L’idea è nata dai titolari di JouéClub Scandiano, Davide Massarini e Chiara Fioribelli, ed è stata condivisa e accolta con entusiasmo dalla dottoressa Romina Abbadini, assistente sociale attiva nel territorio del Comune di Reggio Emilia. La dottoressa Abbadini, pertanto, ha attivato il centro di servizio per il volontariato Dar Voce, che da subito ha ritenuto questa iniziativa una bella opportunità per essere vicini ai bambini e alle famiglie meno fortunate e per dare ulteriore visibilità all’emporio solidale Dora. L’emporio è un progetto nato nel 2017 grazie allo sforzo di volontari e associazioni, coordinato da DarVoce, pensato per sostenere famiglie e singoli a rischio scivolamento nella povertà. Dora permette loro di fare la spesa senza spendere, e oltre al cibo anche i doni natalizi possono rappresentare un contributo importante per la serenità dei bimbi.

Come funziona l’iniziativa lo spiega Chiara Fioribelli: «Recandovi presso il nostro punto vendita a Scandiano potrete acquistare qualsiasi tipo di giocattolo. Una volta alla cassa potrete comunicarci che quel giocattolo lo volete donare per questa iniziativa. Noi, allora, lo tratterremo e lo consegneremo ai volontari dell’emporio DORA».

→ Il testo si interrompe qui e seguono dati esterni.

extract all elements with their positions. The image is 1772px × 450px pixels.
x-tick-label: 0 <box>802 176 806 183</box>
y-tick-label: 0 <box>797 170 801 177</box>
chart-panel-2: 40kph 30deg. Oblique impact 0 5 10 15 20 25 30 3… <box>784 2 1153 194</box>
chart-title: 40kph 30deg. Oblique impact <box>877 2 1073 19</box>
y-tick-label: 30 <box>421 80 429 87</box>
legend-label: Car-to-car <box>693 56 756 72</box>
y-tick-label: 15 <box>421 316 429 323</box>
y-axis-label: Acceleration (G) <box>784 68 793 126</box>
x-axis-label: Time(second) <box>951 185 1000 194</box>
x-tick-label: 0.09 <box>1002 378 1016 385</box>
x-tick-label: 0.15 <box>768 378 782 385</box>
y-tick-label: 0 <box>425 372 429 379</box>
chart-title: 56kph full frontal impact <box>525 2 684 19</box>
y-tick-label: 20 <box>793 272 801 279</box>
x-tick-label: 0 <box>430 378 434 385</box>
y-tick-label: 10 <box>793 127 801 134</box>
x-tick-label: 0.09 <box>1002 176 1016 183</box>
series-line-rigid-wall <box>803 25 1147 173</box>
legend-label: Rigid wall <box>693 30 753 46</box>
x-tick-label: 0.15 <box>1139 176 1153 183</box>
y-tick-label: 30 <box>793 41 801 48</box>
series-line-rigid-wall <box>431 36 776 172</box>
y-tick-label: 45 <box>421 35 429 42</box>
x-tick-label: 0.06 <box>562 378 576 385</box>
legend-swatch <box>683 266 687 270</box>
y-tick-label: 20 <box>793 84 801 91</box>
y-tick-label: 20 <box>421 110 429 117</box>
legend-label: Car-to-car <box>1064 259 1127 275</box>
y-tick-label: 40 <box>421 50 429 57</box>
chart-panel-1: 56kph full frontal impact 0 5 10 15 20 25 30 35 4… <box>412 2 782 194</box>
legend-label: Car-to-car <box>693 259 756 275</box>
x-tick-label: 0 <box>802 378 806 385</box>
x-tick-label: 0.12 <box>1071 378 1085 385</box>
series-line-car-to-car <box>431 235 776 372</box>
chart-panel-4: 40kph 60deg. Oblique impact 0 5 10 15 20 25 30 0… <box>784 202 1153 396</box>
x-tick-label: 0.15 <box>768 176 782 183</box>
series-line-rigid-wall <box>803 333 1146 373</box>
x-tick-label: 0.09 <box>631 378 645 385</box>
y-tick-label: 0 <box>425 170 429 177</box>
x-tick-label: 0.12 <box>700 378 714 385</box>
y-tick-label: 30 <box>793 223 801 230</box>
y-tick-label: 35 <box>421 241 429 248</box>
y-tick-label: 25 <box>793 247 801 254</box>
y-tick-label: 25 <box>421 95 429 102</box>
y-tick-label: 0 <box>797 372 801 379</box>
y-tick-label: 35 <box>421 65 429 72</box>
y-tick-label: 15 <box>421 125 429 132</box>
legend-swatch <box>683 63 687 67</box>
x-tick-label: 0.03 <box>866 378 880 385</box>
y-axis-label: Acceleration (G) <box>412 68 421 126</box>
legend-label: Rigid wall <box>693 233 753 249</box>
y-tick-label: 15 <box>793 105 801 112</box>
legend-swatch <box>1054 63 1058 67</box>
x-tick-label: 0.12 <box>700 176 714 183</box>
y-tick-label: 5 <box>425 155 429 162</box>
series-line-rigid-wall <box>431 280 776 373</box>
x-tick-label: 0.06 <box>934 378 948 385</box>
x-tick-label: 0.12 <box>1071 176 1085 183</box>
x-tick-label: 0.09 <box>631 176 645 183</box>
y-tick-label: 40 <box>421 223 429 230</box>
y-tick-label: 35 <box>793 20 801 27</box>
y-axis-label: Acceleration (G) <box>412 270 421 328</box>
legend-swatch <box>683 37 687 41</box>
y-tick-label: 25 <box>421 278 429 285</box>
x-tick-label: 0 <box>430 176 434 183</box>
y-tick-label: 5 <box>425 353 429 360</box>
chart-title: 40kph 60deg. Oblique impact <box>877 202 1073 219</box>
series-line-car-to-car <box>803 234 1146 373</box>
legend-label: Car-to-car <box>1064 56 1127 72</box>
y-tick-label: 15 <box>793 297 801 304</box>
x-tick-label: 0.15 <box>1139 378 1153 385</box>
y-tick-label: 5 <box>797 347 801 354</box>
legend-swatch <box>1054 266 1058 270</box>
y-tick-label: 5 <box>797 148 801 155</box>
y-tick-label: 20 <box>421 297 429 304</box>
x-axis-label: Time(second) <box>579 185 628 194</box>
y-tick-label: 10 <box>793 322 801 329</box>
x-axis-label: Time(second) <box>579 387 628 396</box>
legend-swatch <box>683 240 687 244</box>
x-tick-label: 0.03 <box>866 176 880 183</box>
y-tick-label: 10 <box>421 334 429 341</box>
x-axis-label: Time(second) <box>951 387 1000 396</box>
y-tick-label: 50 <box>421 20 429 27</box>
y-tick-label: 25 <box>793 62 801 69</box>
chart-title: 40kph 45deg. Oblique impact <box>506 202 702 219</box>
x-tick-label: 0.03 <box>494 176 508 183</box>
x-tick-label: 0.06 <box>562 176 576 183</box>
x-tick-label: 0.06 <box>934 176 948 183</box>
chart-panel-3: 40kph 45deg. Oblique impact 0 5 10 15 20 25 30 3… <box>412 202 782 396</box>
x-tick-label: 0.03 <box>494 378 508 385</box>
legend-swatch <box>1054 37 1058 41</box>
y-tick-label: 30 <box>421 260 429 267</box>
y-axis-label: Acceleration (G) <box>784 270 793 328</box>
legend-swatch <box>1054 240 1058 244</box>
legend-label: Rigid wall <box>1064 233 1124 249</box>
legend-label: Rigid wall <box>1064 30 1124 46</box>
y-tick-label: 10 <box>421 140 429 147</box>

«Mi fa piacere che questa idea sia stata accolta con grande entusiasmo – aggiunge Davide Massarini – mi pare anche un esempio positivo di collaborazione tra commercio e associazioni di volontariato: nel reciproco rispetto e interesse possono nascere collaborazioni come questa che mi auguro sia accolta con successo».

Natale è la festa più importante per i bambini ed è giusto che tutti abbiano il diritto di rallegrarsi, insieme alla famiglia, per i doni ricevuti. In emporio, curiamo molto anche l’accoglienza e la dignità delle famiglie che vi accedono e offrire un giocattolo ai bambini a Natale non è sicuramente un bene di prima necessità, ma è quel valore in più che dà felicità, che regala sorrisi e restituisce la dignità. A Dora, ci teniamo molto. Ed iniziative come Il Giocattolo Sospeso rispondono a queste necessità di affrontare insieme le nuove povertà per permettere alle famiglie di tornare alla normalità in breve tempo. Ringraziamo davvero di cuore i titolari di JouèClub Scandiano per l’attenzione e la sensibilità che stanno dimostrando, commenta Federica Severini, referente del progetto Dora per conto di DarVoce.